Dalam perjalanannya yang telah mencapai usia 97 tahun ini, Muhammadiyah kini telah menjelma menjadi “rumah besar” , di mana di dalamnya tinggal berbagai manusia dengan aneka tujuan, maksud dan cita-cita. Ada yang bertujuan sebagaimana tujuan dan cita-cita yang diemban oleh Muhammadiyah, tetapi tidak sedikit pula yang hanya sekedar menumpang hidup dan bahkan ada yang berusaha menjadikan Muhammadiyah sebagai kendaraan menuju kekuasaan. Terhadap orang-orang yang bertjuna di luar tujuan dan cita-cita muhammadiyah inilah yang perlu didakwai dengan lebih intensif sehingga potensi mereka tidak tersia-siakan dalam membangun Muhammadiyah . Akhirnya Pimpinan Pusat muhammadiyah melalui Kh. Muhammad Muqodas mengingtakan kembali tiga sifat dasar kepemimpinan yang harus dimiliki oleh pimpinan Muhammadiyah sebagaimana dicontohkan Rasullah SAW, yaitu sangat prihatin terhadap penderitaan umat, sangat menginginkan kebaikan umat dan sangat tinggi belas kasihnya terhadap umat. Sebagai pemimpin Muhammadiyah berati menjadi pengikut nabi Muhammad. Maka siapaun yang menjadi pemimpin Muhammadiyah harus dapat mengikuti tiga sifat dasar yang dicontohkan nabi tersebut. Oleh karena itu berkemuhammadiyahan kita harus diberangkatkan dari niat yang benar, sebab amal perbuatan manusia itu bergantung pada niatnya.

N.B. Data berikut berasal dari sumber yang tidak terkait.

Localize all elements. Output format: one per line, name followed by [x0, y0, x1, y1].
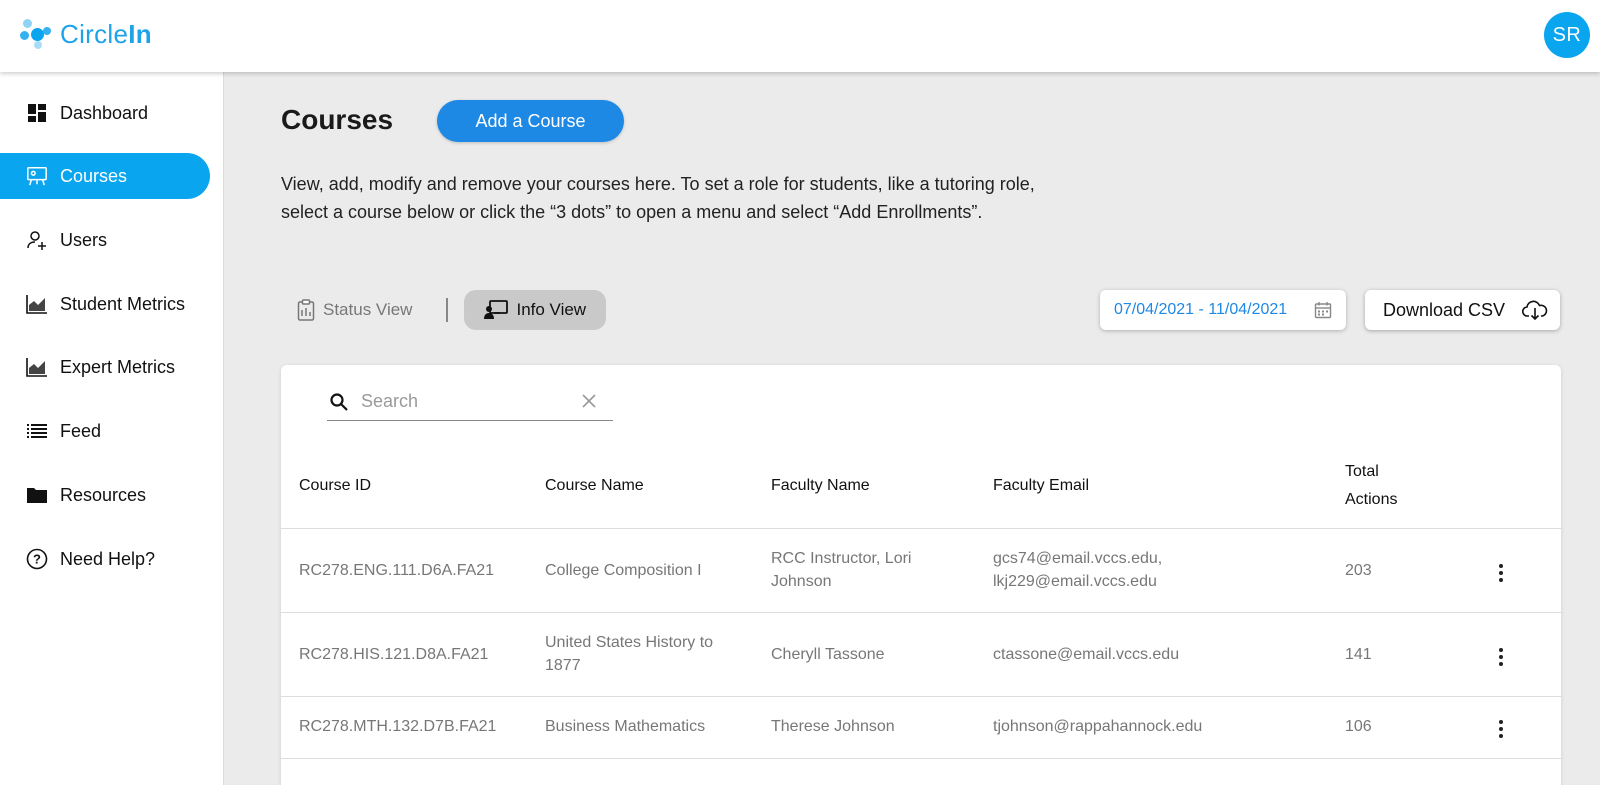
logo-text: CircleIn [60, 18, 152, 49]
table-row[interactable]: RC278.MTH.132.D7B.FA21 Business Mathemat… [281, 697, 1561, 759]
cell-faculty-email: gcs74@email.vccs.edu, lkj229@email.vccs.… [993, 550, 1163, 590]
cell-total-actions: 141 [1345, 646, 1372, 663]
cell-course-name: College Composition I [545, 562, 702, 579]
sidebar-item-expert-metrics[interactable]: Expert Metrics [0, 344, 210, 390]
more-options-icon[interactable] [1493, 564, 1509, 582]
sidebar-item-feed[interactable]: Feed [0, 408, 210, 454]
close-icon[interactable] [581, 393, 597, 409]
list-icon [26, 420, 48, 442]
courses-table-card: Course ID Course Name Faculty Name Facul… [281, 365, 1561, 785]
presentation-icon [484, 300, 509, 320]
search-input[interactable] [361, 391, 561, 412]
presentation-icon [26, 165, 48, 187]
search-icon [329, 392, 349, 412]
cell-faculty-name: RCC Instructor, Lori Johnson [771, 550, 912, 590]
dashboard-icon [26, 102, 48, 124]
clipboard-icon [297, 299, 315, 321]
status-view-label: Status View [323, 300, 413, 319]
table-row[interactable]: RC278.ENG.111.D6A.FA21 College Compositi… [281, 529, 1561, 613]
user-add-icon [26, 229, 48, 251]
main-content: Courses Add a Course View, add, modify a… [224, 72, 1600, 785]
column-header-course-name[interactable]: Course Name [545, 472, 644, 500]
view-toggle: Status View Info View [281, 290, 607, 330]
sidebar-item-label: Need Help? [60, 548, 156, 569]
info-view-button[interactable]: Info View [464, 290, 607, 330]
search-bar [327, 383, 613, 421]
user-avatar[interactable]: SR [1544, 12, 1590, 58]
cloud-download-icon [1521, 299, 1548, 326]
svg-text:?: ? [33, 552, 41, 567]
sidebar-item-label: Dashboard [60, 102, 149, 123]
sidebar-item-student-metrics[interactable]: Student Metrics [0, 281, 210, 327]
sidebar-item-courses[interactable]: Courses [0, 153, 210, 199]
cell-faculty-email: tjohnson@rappahannock.edu [993, 718, 1203, 735]
help-icon: ? [26, 548, 48, 570]
sidebar-item-label: Student Metrics [60, 293, 186, 314]
more-options-icon[interactable] [1493, 720, 1509, 738]
top-bar: CircleIn SR [0, 0, 1600, 72]
column-header-faculty-email[interactable]: Faculty Email [993, 472, 1089, 500]
table-header: Course ID Course Name Faculty Name Facul… [281, 443, 1561, 529]
more-options-icon[interactable] [1493, 648, 1509, 666]
chart-icon [26, 293, 48, 315]
sidebar-item-dashboard[interactable]: Dashboard [0, 90, 210, 136]
table-row[interactable]: RC278.HIS.121.D8A.FA21 United States His… [281, 613, 1561, 697]
cell-course-id: RC278.HIS.121.D8A.FA21 [299, 646, 489, 663]
cell-course-name: United States History to 1877 [545, 634, 714, 674]
sidebar-item-resources[interactable]: Resources [0, 472, 210, 518]
circlein-logo[interactable]: CircleIn [20, 18, 152, 50]
cell-total-actions: 203 [1345, 562, 1372, 579]
sidebar-item-label: Courses [60, 165, 128, 186]
page-title: Courses [281, 104, 394, 135]
cell-faculty-name: Cheryll Tassone [771, 646, 885, 663]
cell-faculty-email: ctassone@email.vccs.edu [993, 646, 1180, 663]
cell-faculty-name: Therese Johnson [771, 718, 895, 735]
date-range-picker[interactable]: 07/04/2021 - 11/04/2021 [1100, 290, 1346, 330]
cell-course-id: RC278.ENG.111.D6A.FA21 [299, 562, 495, 579]
folder-icon [26, 484, 48, 506]
status-view-button[interactable]: Status View [281, 290, 432, 330]
page-description: View, add, modify and remove your course… [281, 174, 1035, 222]
sidebar-item-label: Resources [60, 484, 147, 505]
sidebar-item-label: Expert Metrics [60, 356, 176, 377]
sidebar-item-label: Feed [60, 420, 102, 441]
column-header-total-actions[interactable]: Total Actions [1345, 458, 1397, 514]
chart-icon [26, 356, 48, 378]
cell-total-actions: 106 [1345, 718, 1372, 735]
download-csv-label: Download CSV [1383, 299, 1506, 320]
sidebar-item-users[interactable]: Users [0, 217, 210, 263]
sidebar: Dashboard Courses Users Student Metrics … [0, 72, 224, 785]
sidebar-item-label: Users [60, 229, 108, 250]
cell-course-id: RC278.MTH.132.D7B.FA21 [299, 718, 497, 735]
cell-course-name: Business Mathematics [545, 718, 706, 735]
add-course-button[interactable]: Add a Course [437, 100, 624, 142]
download-csv-button[interactable]: Download CSV [1365, 290, 1560, 330]
logo-mark-icon [20, 18, 52, 50]
column-header-faculty-name[interactable]: Faculty Name [771, 472, 870, 500]
calendar-icon [1314, 301, 1332, 324]
date-range-value: 07/04/2021 - 11/04/2021 [1114, 301, 1288, 318]
view-toggle-divider [446, 298, 449, 322]
info-view-label: Info View [516, 300, 587, 319]
sidebar-item-need-help[interactable]: ? Need Help? [0, 536, 210, 582]
column-header-course-id[interactable]: Course ID [299, 472, 371, 500]
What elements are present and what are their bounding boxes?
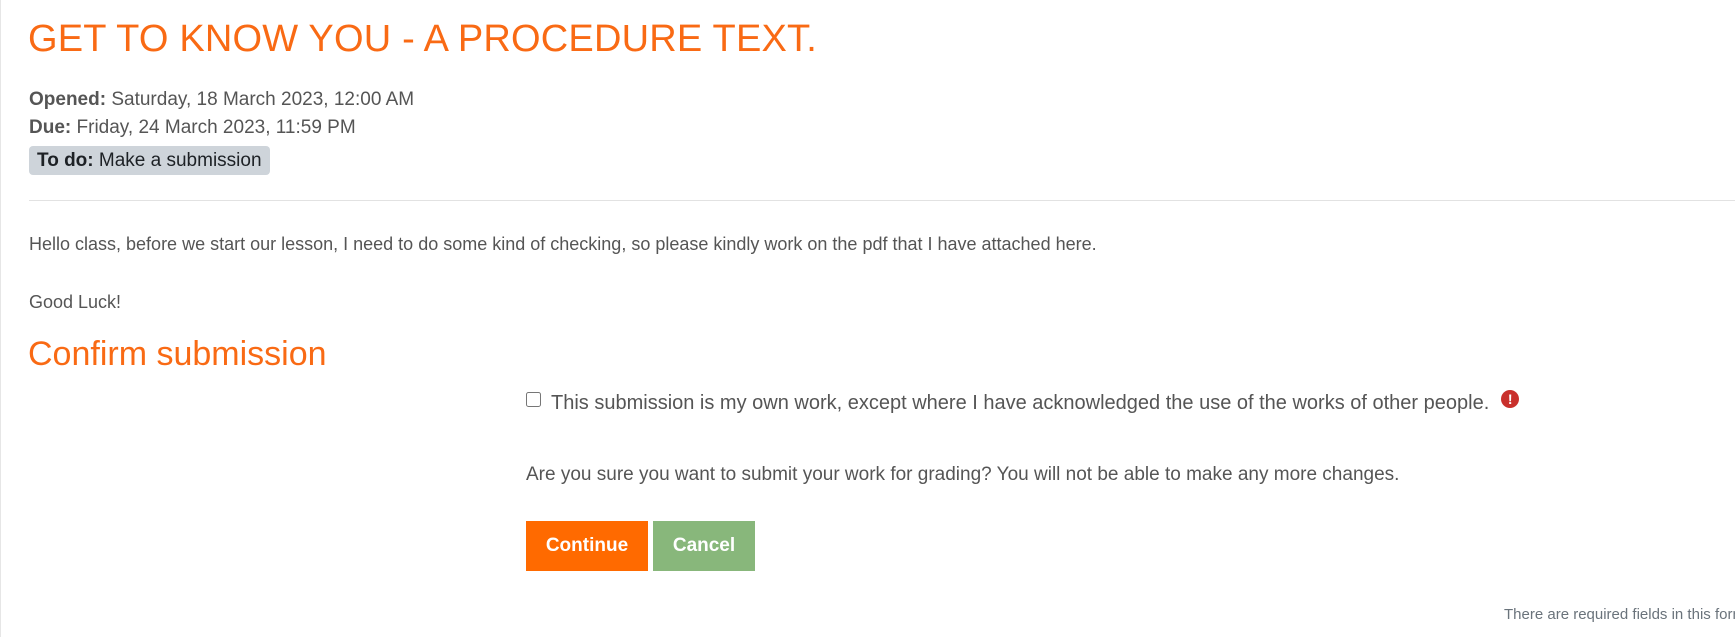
todo-status-badge: To do: Make a submission <box>29 146 270 175</box>
confirm-submission-heading: Confirm submission <box>28 335 327 373</box>
due-label: Due: <box>29 117 72 138</box>
assignment-closing-text: Good Luck! <box>29 292 122 312</box>
assignment-description: Hello class, before we start our lesson,… <box>29 234 1097 254</box>
assignment-page: GET TO KNOW YOU - A PROCEDURE TEXT. Open… <box>0 0 1735 637</box>
opened-label: Opened: <box>29 89 107 110</box>
continue-button[interactable]: Continue <box>526 521 648 571</box>
submission-statement-checkbox[interactable] <box>526 392 541 407</box>
confirm-question: Are you sure you want to submit your wor… <box>526 464 1400 485</box>
opened-value: Saturday, 18 March 2023, 12:00 AM <box>111 89 415 110</box>
page-title: GET TO KNOW YOU - A PROCEDURE TEXT. <box>28 18 817 60</box>
todo-value: Make a submission <box>98 150 262 171</box>
exclamation-circle-icon: ! <box>1501 390 1520 408</box>
submission-statement-label[interactable]: This submission is my own work, except w… <box>551 388 1489 418</box>
cancel-button[interactable]: Cancel <box>653 521 755 571</box>
todo-label: To do: <box>37 150 94 171</box>
assignment-dates: Opened: Saturday, 18 March 2023, 12:00 A… <box>29 86 414 142</box>
submission-statement-row: This submission is my own work, except w… <box>526 388 1520 418</box>
opened-date-row: Opened: Saturday, 18 March 2023, 12:00 A… <box>29 86 414 114</box>
section-divider <box>29 200 1735 201</box>
required-fields-note: There are required fields in this form <box>1504 606 1735 623</box>
due-value: Friday, 24 March 2023, 11:59 PM <box>76 117 356 138</box>
due-date-row: Due: Friday, 24 March 2023, 11:59 PM <box>29 114 414 142</box>
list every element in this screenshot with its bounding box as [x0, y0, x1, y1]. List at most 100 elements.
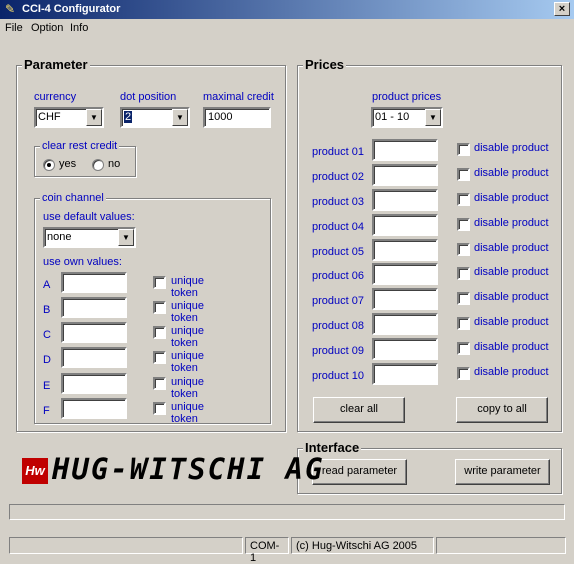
- disable-product-label: disable product: [474, 316, 549, 328]
- copy-to-all-button[interactable]: copy to all: [456, 397, 548, 423]
- disable-product-label: disable product: [474, 142, 549, 154]
- disable-product-checkbox[interactable]: [457, 193, 470, 206]
- disable-product-checkbox[interactable]: [457, 292, 470, 305]
- product-price-input[interactable]: [372, 139, 438, 161]
- product-label: product 03: [312, 196, 364, 208]
- unique-token-checkbox[interactable]: [153, 326, 166, 339]
- maximal-credit-label: maximal credit: [203, 91, 274, 103]
- product-price-input[interactable]: [372, 164, 438, 186]
- disable-product-label: disable product: [474, 192, 549, 204]
- unique-token-checkbox[interactable]: [153, 276, 166, 289]
- dropdown-arrow-icon[interactable]: ▼: [86, 109, 102, 126]
- channel-letter: E: [43, 380, 51, 392]
- use-default-label: use default values:: [43, 211, 135, 223]
- menu-file[interactable]: File: [5, 22, 23, 34]
- disable-product-label: disable product: [474, 242, 549, 254]
- product-price-input[interactable]: [372, 239, 438, 261]
- tool-icon: ✎: [5, 2, 16, 16]
- channel-d-input[interactable]: [61, 347, 127, 368]
- write-parameter-button[interactable]: write parameter: [455, 459, 550, 485]
- default-values-value: none: [47, 231, 72, 243]
- product-price-input[interactable]: [372, 263, 438, 285]
- product-price-input[interactable]: [372, 288, 438, 310]
- coin-channel-title: coin channel: [40, 192, 106, 204]
- disable-product-checkbox[interactable]: [457, 143, 470, 156]
- product-price-input[interactable]: [372, 338, 438, 360]
- dropdown-arrow-icon[interactable]: ▼: [172, 109, 188, 126]
- unique-token-label: unique token: [171, 350, 205, 374]
- read-parameter-button[interactable]: read parameter: [312, 459, 407, 485]
- product-price-input[interactable]: [372, 313, 438, 335]
- radio-yes-label: yes: [59, 158, 77, 170]
- prices-title: Prices: [303, 57, 347, 72]
- dot-position-value: 2: [124, 111, 133, 123]
- channel-letter: B: [43, 304, 51, 316]
- radio-no-label: no: [108, 158, 121, 170]
- unique-token-checkbox[interactable]: [153, 402, 166, 415]
- disable-product-label: disable product: [474, 291, 549, 303]
- unique-token-label: unique token: [171, 300, 205, 324]
- channel-a-input[interactable]: [61, 272, 127, 293]
- disable-product-checkbox[interactable]: [457, 243, 470, 256]
- channel-letter: D: [43, 354, 51, 366]
- channel-letter: A: [43, 279, 51, 291]
- channel-b-input[interactable]: [61, 297, 127, 318]
- dot-position-select[interactable]: 2 ▼: [120, 107, 190, 128]
- unique-token-checkbox[interactable]: [153, 351, 166, 364]
- channel-e-input[interactable]: [61, 373, 127, 394]
- disable-product-checkbox[interactable]: [457, 218, 470, 231]
- currency-select[interactable]: CHF ▼: [34, 107, 104, 128]
- close-button[interactable]: ×: [554, 2, 570, 16]
- channel-letter: C: [43, 329, 51, 341]
- menu-bar: File Option Info: [0, 19, 574, 38]
- disable-product-label: disable product: [474, 366, 549, 378]
- clear-rest-credit-title: clear rest credit: [40, 140, 120, 152]
- disable-product-label: disable product: [474, 341, 549, 353]
- product-label: product 08: [312, 320, 364, 332]
- product-price-input[interactable]: [372, 363, 438, 385]
- disable-product-checkbox[interactable]: [457, 367, 470, 380]
- maximal-credit-input[interactable]: 1000: [203, 107, 271, 128]
- disable-product-label: disable product: [474, 217, 549, 229]
- disable-product-label: disable product: [474, 266, 549, 278]
- unique-token-label: unique token: [171, 401, 205, 425]
- disable-product-checkbox[interactable]: [457, 267, 470, 280]
- unique-token-label: unique token: [171, 275, 205, 299]
- disable-product-checkbox[interactable]: [457, 317, 470, 330]
- product-label: product 04: [312, 221, 364, 233]
- channel-f-input[interactable]: [61, 398, 127, 419]
- clear-all-button[interactable]: clear all: [313, 397, 405, 423]
- menu-info[interactable]: Info: [70, 22, 88, 34]
- disable-product-checkbox[interactable]: [457, 342, 470, 355]
- dropdown-arrow-icon[interactable]: ▼: [118, 229, 134, 246]
- company-logo-text: HUG-WITSCHI AG: [52, 452, 325, 486]
- product-range-value: 01 - 10: [375, 111, 410, 123]
- use-own-label: use own values:: [43, 256, 122, 268]
- dot-position-label: dot position: [120, 91, 177, 103]
- default-values-select[interactable]: none ▼: [43, 227, 136, 248]
- disable-product-checkbox[interactable]: [457, 168, 470, 181]
- unique-token-checkbox[interactable]: [153, 301, 166, 314]
- product-label: product 09: [312, 345, 364, 357]
- product-price-input[interactable]: [372, 214, 438, 236]
- product-price-input[interactable]: [372, 189, 438, 211]
- parameter-title: Parameter: [22, 57, 90, 72]
- status-port: COM-1: [245, 537, 289, 564]
- currency-label: currency: [34, 91, 77, 103]
- unique-token-checkbox[interactable]: [153, 377, 166, 390]
- product-prices-label: product prices: [372, 91, 442, 103]
- channel-c-input[interactable]: [61, 322, 127, 343]
- status-panel-extra: [436, 537, 566, 554]
- dropdown-arrow-icon[interactable]: ▼: [425, 109, 441, 126]
- product-label: product 01: [312, 146, 364, 158]
- title-bar: ✎ CCI-4 Configurator ×: [0, 0, 574, 19]
- progress-bar: [9, 504, 565, 520]
- product-range-select[interactable]: 01 - 10 ▼: [371, 107, 443, 128]
- radio-no[interactable]: [92, 159, 104, 171]
- status-panel-main: [9, 537, 243, 554]
- channel-letter: F: [43, 405, 50, 417]
- radio-yes[interactable]: [43, 159, 55, 171]
- menu-option[interactable]: Option: [31, 22, 63, 34]
- unique-token-label: unique token: [171, 325, 205, 349]
- product-label: product 02: [312, 171, 364, 183]
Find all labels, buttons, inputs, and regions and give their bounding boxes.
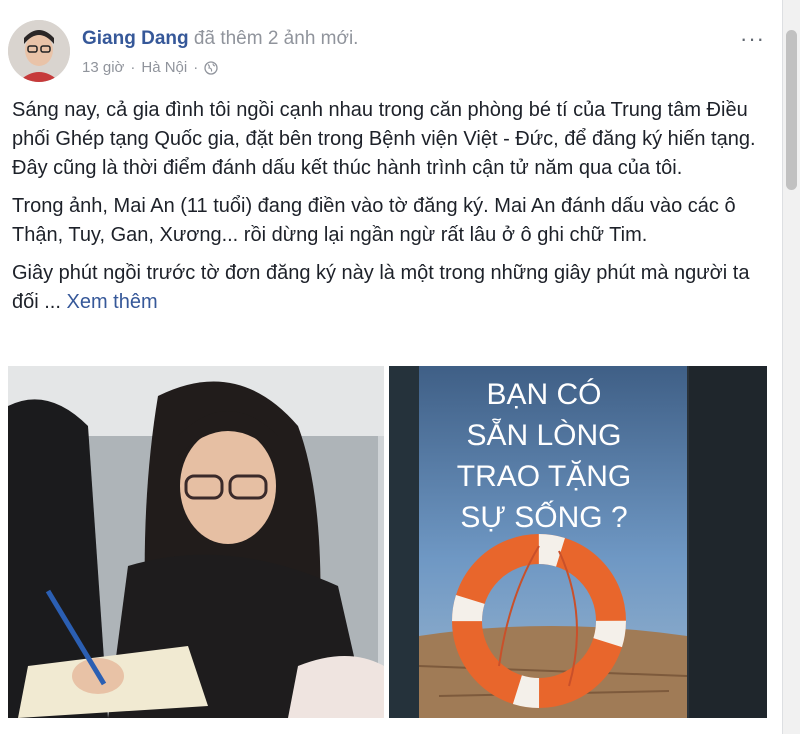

Sebab Niat itulah yang menjadi dasar bagi allah untuk memberi atau tidak memberi pahala atas amalan umat manusia. Jika kebermuhammadiyahaan kita diawali dengan niat yang salah pastilah allah tidak akan memberi pahala. Niat kita bermuhammadiyah harus satu, yaitu beribadah kepada Allah SWT. Tidak ada niatlain selain itu. Selamat Bermuhammadiyah.